Loach to his credit steers clear of the Hollywood style glamour apparent in Neil Jordan’s Michael Collins by using a cast of largely unknown actors and refusing to glorify the armed struggle, but instead conveying the message that violience begets violence. His insistence on using non-professional actors to play certain parts works to great effect in the casting of ex–army personnel as British soldiers.

The idealists in the film strive towards James Connolly’s ideal of a socialist worker’s republic – a vision which causes them to fall out of favour with the Catholic church, an institution portrayed as acting within its own interests by always taking the rich man’s side. There is thus the suggestion that the conflict is really all about money and land rather than any notable aspiration towards liberation.

One particularly noteworthy scene deals with the execution of an English aristorat accused of collaboration with the British army. He expresses contempt for his killers with the line “God help Ireland if your sort ever gets into power. We’ll end up with a priest-infested backwater”. The impoverished sectarian theocracy of De Valera’s Ireland characterised by mass emigration under the oppressive iron grip of the Catholic church which emerged from the ashes of the struggle leaves us thinking that this prediction is not far off the mark. There is further irony in the concept of the modern Celtic Tiger era republic, a materialistic, selfish capitalist society of glaring inequalities and the legacy of corruption left by a certain CJ Haughey. Neither version of the Irish Republic genuinely resembles that envisaged by the idealists of the time. In this respect one is invited to contemplate the real price of freedom.

Certainly not one of Loach’s best works.
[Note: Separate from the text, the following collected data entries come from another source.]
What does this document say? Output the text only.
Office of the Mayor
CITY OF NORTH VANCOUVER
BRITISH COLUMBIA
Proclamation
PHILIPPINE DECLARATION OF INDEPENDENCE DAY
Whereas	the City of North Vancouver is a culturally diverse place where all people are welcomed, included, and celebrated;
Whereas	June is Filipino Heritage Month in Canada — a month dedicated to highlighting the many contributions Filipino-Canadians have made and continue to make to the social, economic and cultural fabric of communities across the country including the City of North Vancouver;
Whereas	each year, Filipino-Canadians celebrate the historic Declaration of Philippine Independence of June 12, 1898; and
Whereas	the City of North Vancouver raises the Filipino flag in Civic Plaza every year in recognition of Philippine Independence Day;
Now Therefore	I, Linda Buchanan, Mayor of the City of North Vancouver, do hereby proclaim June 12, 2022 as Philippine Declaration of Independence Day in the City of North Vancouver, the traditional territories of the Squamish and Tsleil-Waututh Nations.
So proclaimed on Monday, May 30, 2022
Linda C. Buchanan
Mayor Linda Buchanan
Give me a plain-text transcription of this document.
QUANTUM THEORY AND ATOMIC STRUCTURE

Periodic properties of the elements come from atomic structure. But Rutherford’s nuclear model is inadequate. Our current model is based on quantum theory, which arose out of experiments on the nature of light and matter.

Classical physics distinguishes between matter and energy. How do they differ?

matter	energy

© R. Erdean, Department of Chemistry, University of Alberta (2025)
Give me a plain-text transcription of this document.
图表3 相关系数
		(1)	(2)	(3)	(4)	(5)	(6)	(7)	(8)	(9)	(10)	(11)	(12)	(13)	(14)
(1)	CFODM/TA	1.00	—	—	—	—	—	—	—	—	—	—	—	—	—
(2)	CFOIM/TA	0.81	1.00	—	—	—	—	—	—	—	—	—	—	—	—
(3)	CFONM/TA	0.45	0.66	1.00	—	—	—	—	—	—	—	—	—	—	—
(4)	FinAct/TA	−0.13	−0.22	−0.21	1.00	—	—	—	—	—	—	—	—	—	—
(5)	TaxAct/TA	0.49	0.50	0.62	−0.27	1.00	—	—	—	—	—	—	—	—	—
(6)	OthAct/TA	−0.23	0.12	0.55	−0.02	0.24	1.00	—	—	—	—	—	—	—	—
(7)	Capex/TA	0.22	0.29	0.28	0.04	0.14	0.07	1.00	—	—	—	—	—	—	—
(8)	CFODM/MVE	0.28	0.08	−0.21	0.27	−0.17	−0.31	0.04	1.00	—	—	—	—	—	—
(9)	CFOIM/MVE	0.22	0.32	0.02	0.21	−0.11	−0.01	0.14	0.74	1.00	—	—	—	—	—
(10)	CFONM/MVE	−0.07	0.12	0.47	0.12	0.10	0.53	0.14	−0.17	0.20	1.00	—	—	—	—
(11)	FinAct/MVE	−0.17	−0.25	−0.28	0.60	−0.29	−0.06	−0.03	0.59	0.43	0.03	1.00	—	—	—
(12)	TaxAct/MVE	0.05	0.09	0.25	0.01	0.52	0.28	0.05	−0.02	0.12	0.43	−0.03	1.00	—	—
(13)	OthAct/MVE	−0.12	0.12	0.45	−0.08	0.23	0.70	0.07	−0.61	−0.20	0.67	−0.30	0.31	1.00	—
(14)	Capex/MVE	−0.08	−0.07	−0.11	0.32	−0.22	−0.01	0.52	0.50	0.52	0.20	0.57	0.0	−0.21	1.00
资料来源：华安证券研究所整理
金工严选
He has made better films in his time - Kes, Land and Freedom to name but two more deserving of the Palme d’Or. However if we interpret this award as an overall recognition of Loach’s lifetime’s work, rather than for TWTSTB alone, then he’s entitled to it.

4 comments:

Anonymous said...

Have loads of deeply intellectual comments to make about this film - just can't think of them for now as am having a 'blonde' day.....to be continued later......

Anonymous said...

Interesting thoughts Ciaran. I did not find the film dissappointing at all, my only criticisms being the pace (was slow in parts) and the lack of imagination over use of location. Otherwise I felt Loach depicted the conflict successfully. He allowed the audience to have sympathy with all sides, the republicans with their idealistic patriotism, the free staters with their thoughts that peace was worth some compromise and even the WW1 shell shocked British soldiers (particularly the one whose father was from Donegal and he had been asked to kill his own people). I thought the conflict between free staters and republicans was portrayed very effectively. Rather than being anti-British the film emerged as anti-Capitalist - illustrated by the way the republicans were seen compromising their ideals when money was involved and the fact that so many people joined both the republican movement and the British Army through necessity of poverty.

CW said...

I agree Lorainne. The socialist leanings are evident in trhe scene just after the de facto court orders the loan shark businessman to pay costs to his debtor event though she owes him money.
The trade unionist train driver orders the others to turn out their pockets to reveal the extent of their poverty. We have the suggestion here that they are fighting a poor man's war. This is contrasted with the bourgeois attitudes of the church with the priest at the pulpit advocating support for the treaty.